Congo Watch: DRC: Update Report on the Security Council Mission to Africa

Thursday, May 28, 2009

DRC: Update Report on the Security Council Mission to Africa

How strange that urgent news reports have quietened down to such an extent that I have not needed to file any reports here at Congo Watch since 8 May.

Email just in from UN Security Council announcing that on 28 May the Council is expecting a briefing on the recent mission by Council members to four African countries:
The visit to the AU in Addis Ababa was led jointly by UK Ambassador John Sawers and Ugandan Ambassador Ruhakana Rugunda, both of whom also co-led the visit to Rwanda. The visit to the Democratic Republic of the Congo (DRC) took place under the leadership of French Ambassador Jean-Maurice Ripert while US Ambassador Susan Rice led the visit to Liberia. All four permanent representatives are expected to participate in briefing the Council.
Excerpt from Update Report on the Security Council Mission to Africa dated 27 May:
On 28 May the Council is expecting a briefing on the recent mission by Council members to Africa. The five-day, four-country trip had four leaders who led or co-led the delegation at different destinations.
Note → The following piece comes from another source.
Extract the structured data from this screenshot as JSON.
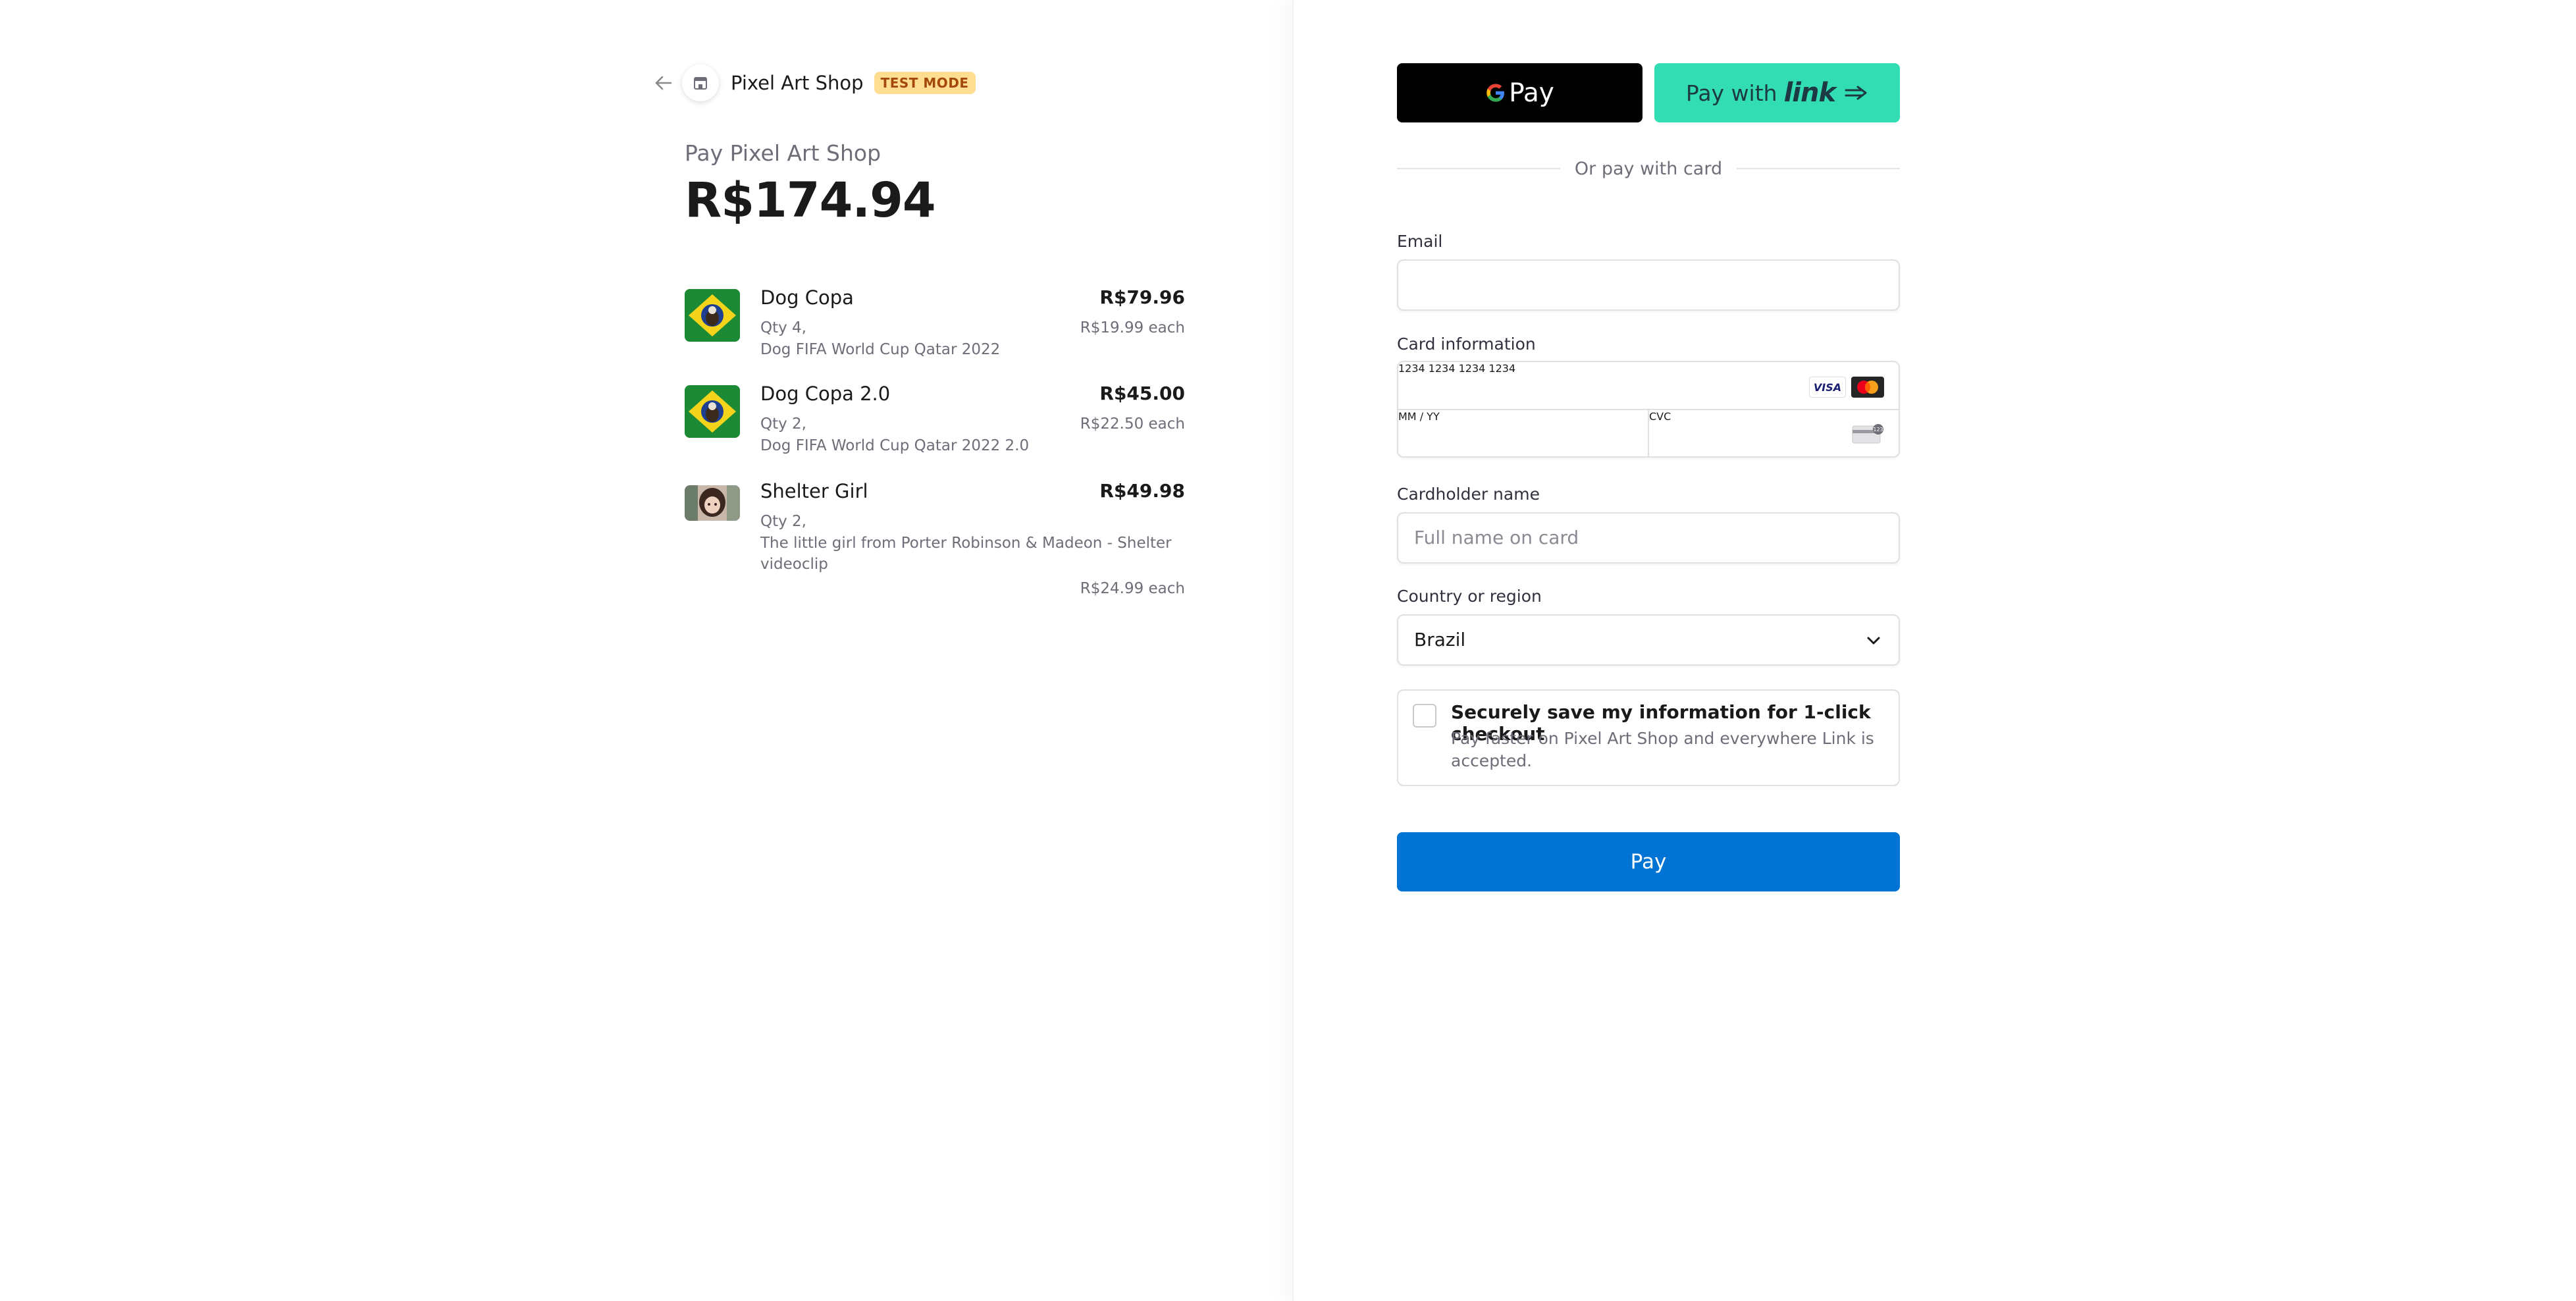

The 16 May visit to Addis Ababa, whose main focus was enhancing the UN partnership with the African Union on issues of common interest to the UN Security Council and the AU Peace and Security Council (PSC), was led jointly by the UK Ambassador John Sawers and the Ugandan Ambassador Ruhakana Rugunda. They also co-led the 17 May visit to Rwanda.

The 18-19 May visit to the Democratic Republic of the Congo (DRC) took place under the leadership of French Ambassador Jean-Maurice Ripert.
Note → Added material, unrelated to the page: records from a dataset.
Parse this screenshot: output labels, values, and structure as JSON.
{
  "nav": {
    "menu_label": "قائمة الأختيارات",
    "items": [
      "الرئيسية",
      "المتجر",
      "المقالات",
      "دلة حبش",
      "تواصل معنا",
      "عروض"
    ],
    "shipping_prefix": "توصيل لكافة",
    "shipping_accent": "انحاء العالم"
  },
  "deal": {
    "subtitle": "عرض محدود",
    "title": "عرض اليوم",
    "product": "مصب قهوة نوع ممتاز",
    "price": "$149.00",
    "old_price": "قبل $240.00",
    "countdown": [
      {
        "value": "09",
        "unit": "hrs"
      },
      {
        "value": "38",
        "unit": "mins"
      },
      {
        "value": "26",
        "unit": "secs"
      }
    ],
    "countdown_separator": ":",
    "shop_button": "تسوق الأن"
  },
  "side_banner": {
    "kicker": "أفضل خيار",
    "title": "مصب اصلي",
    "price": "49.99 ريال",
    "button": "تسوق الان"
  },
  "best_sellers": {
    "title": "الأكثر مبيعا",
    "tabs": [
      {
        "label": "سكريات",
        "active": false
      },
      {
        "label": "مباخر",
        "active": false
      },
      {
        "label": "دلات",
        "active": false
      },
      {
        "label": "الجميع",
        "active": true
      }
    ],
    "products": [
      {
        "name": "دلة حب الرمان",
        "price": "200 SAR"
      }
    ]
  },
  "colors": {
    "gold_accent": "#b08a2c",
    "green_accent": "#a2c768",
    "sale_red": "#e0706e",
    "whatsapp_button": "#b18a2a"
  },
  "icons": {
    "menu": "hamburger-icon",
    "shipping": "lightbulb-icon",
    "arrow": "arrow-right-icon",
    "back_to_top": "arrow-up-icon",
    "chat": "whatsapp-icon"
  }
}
US Ambassador Susan Rice led the 20 May visit to Liberia.

All four permanent representatives are expected to participate in briefing the Council. [...]

DRC
The two day trip to the DRC began in Goma, in the North Kivu region of the country. In addition to expressing the Council’s overall support for the Rwanda-Congolese rapprochement, the goals of the trip included: a better grasp of the functioning of the largest UN peacekeeping operation, MONUC (UN Mission in the DRC); a briefing on the prospects for MONUC’s strengthening in the immediate future (some 3,000 personnel are expected by June or July); plans for MONUC’s eventual drawdown (expected by 2011); an update on the joint operations (Kimia II and Rubia II) undertaken by MONUC and the Armed Forces of the Democratic Republic of Congo (FARDC) against FDLR and the Lord’s Resistance Army, respectively.

While in Goma Council members met with victims of sexual violence and travelled by helicopter to a displaced persons camp at Kiwanja, where they also visited a headquarters for the operation Kimia II.

Council members explored possible ways to improve the protection of civilians’ aspect of MONUC’s mandate and raised concerns about reports of abuses of civilians perpetrated by remnants of the rebel forces as well as FARDC. (The FARDC has absorbed former rebel combatants. Resolution 1856 called on the Congolese leadership to create a vetting mechanism “to take into account when they select candidates for official positions, including key posts in the armed forces, national police and other security services, the candidates’ past actions in terms of respect for international humanitarian law and human rights.” Civil society representatives who met Council members in Goma reported that several known perpetrators have not been screened out. The DRC Group of Experts in its 14 May report recommended that “the Government of the Democratic Republic of the Congo implement a vetting mechanism to screen the human rights records of FARDC officers within the wider context of security sector reform.”)

In its meetings with top DRC leaders, including the prime minister and the president, the delegation brought up five specific names of former rebel commanders who had been absorbed into the FARDC despite their documented abuses against civilian population. MONUC had first brought the names to the DRC judicial authorities’ attention in early 2008, in letters sent by the Deputy Special Representative of the Secretary-General. The delegation received assurances that the matter will be addressed.